The primary task of the NetsBlox subgroup during the pivot was to design new activities for students to explore the fundamentals of text mining while also providing them with access to actual data sets. Toward that end, Brian Broll created a service to integrate NetsBlox with our BaseX server, allowing students to use custom blocks (with XQuery under the hood) to request data from BaseX. With this service in place, students could retrieve a few sample documents from our corpus and send them in turn to ParallelDots for analysis of their sentiment.
The results of this experiment were mixed and, in some cases, outright nonsensical as might be anticipated when using a commercial natural language processing service, trained on contemporary texts, to analyze Georgian literature. But, as we agreed retrospectively, learning that lesson itself provided insight into the limitations of off-the-shelf models for natural language processing.

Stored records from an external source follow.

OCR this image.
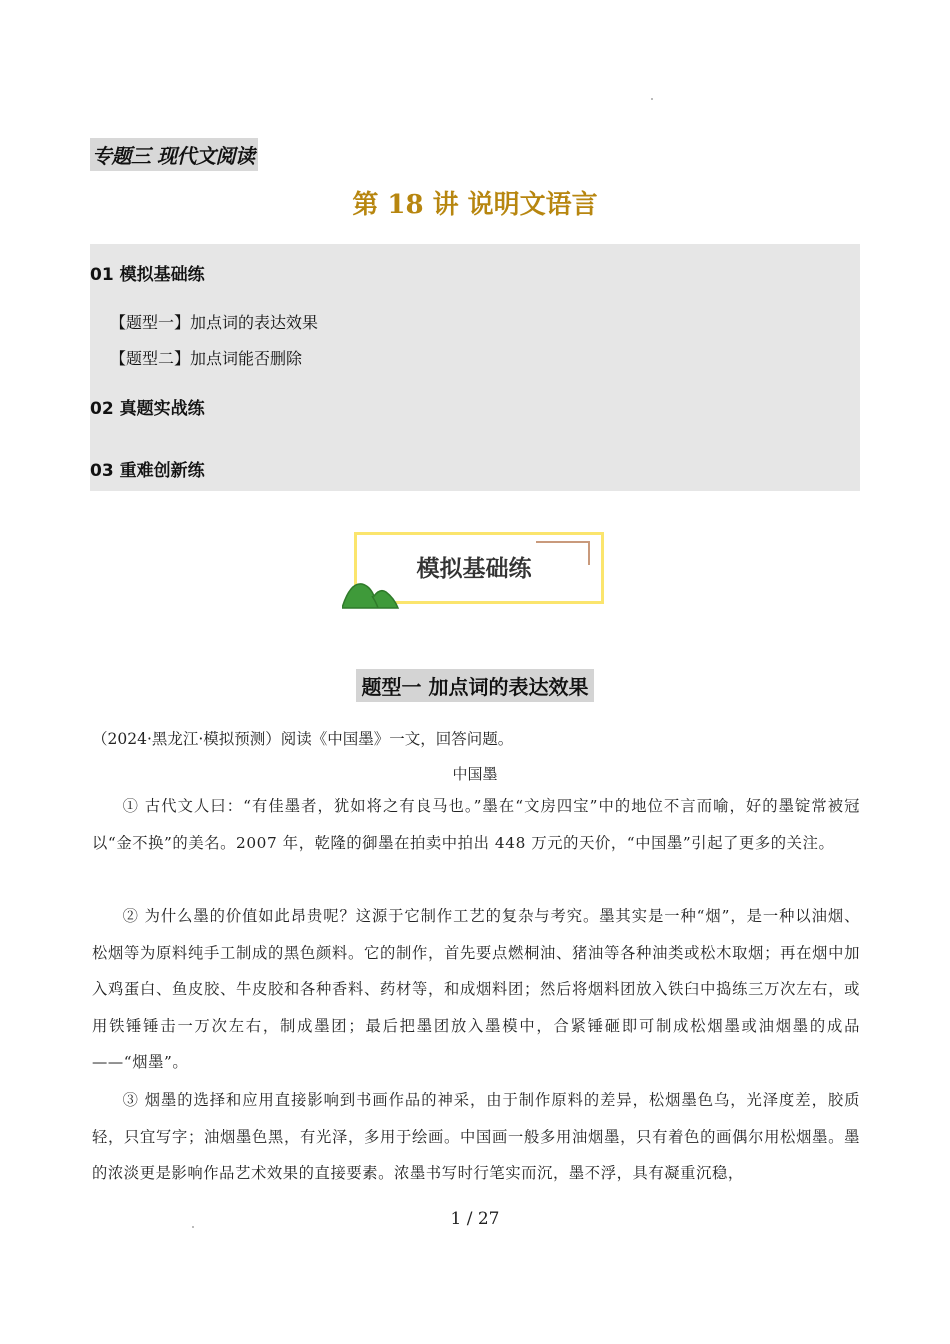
专题三 现代文阅读
第 18 讲 说明文语言
01 模拟基础练
【题型一】加点词的表达效果
【题型二】加点词能否删除
02 真题实战练
03 重难创新练
模拟基础练
题型一 加点词的表达效果
（2024·黑龙江·模拟预测）阅读《中国墨》一文，回答问题。
中国墨

① 古代文人曰：“有佳墨者，犹如将之有良马也。”墨在“文房四宝”中的地位不言而喻，好的墨锭常被冠以“金不换”的美名。2007 年，乾隆的御墨在拍卖中拍出 448 万元的天价，“中国墨”引起了更多的关注。

② 为什么墨的价值如此昂贵呢？这源于它制作工艺的复杂与考究。墨其实是一种“烟”，是一种以油烟、松烟等为原料纯手工制成的黑色颜料。它的制作，首先要点燃桐油、猪油等各种油类或松木取烟；再在烟中加入鸡蛋白、鱼皮胶、牛皮胶和各种香料、药材等，和成烟料团；然后将烟料团放入铁臼中捣练三万次左右，或用铁锤锤击一万次左右，制成墨团；最后把墨团放入墨模中，合紧锤砸即可制成松烟墨或油烟墨的成品——“烟墨”。

③ 烟墨的选择和应用直接影响到书画作品的神采，由于制作原料的差异，松烟墨色乌，光泽度差，胶质轻，只宜写字；油烟墨色黑，有光泽，多用于绘画。中国画一般多用油烟墨，只有着色的画偶尔用松烟墨。墨的浓淡更是影响作品艺术效果的直接要素。浓墨书写时行笔实而沉，墨不浮，具有凝重沉稳，

1 / 27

Our project to make text mining more accessible to students across a variety of disciplines will continue this summer and again during the fall semester. In addition to the projects described above, we have bigger ambitions in mind. We hope, for instance, to connect Spark with NetsBlox, allowing students to kick off big data queries from within a block-based environment. We are also looking at ways to move our notebooks from Google Colab to Spark by using services like Zeppelin on Amazon Elastic Map Reduce or Databricks. We also want to integrate tools like Rumble to bring our XQuery and Spark groups into closer alignment.
Beyond these technical goals, we aim to consolidate what we learned from moving our working group online. While we had to move in a rush due to the pace of events, we managed to put together solid building blocks for our next semesters. Indeed, the set of tools that we turned to when moving online will remain in our teaching arsenal whether we meet in person, online, or in some hybrid during the fall. In that sense, we are ready for the so-called Hyflex that has attracted widespread attention recently. By making it possible for students to contribute effectively to our project without having to gather in person or in a Zoom classroom, we hope to foster independence, experimentation, and provide better training for the projects they may undertake in the classrooms and work places of the future.
Thanks to the Computational Thinking and Learning Initiative, the Vanderbilt University Library, the Center for Digital Humanities, and the Mellon Partners for Humanities Education for supporting the Text Mining Working Group at Vanderbilt University. Many thanks also to Brian Broll and Sarah Burriss for helpful editorial suggestions.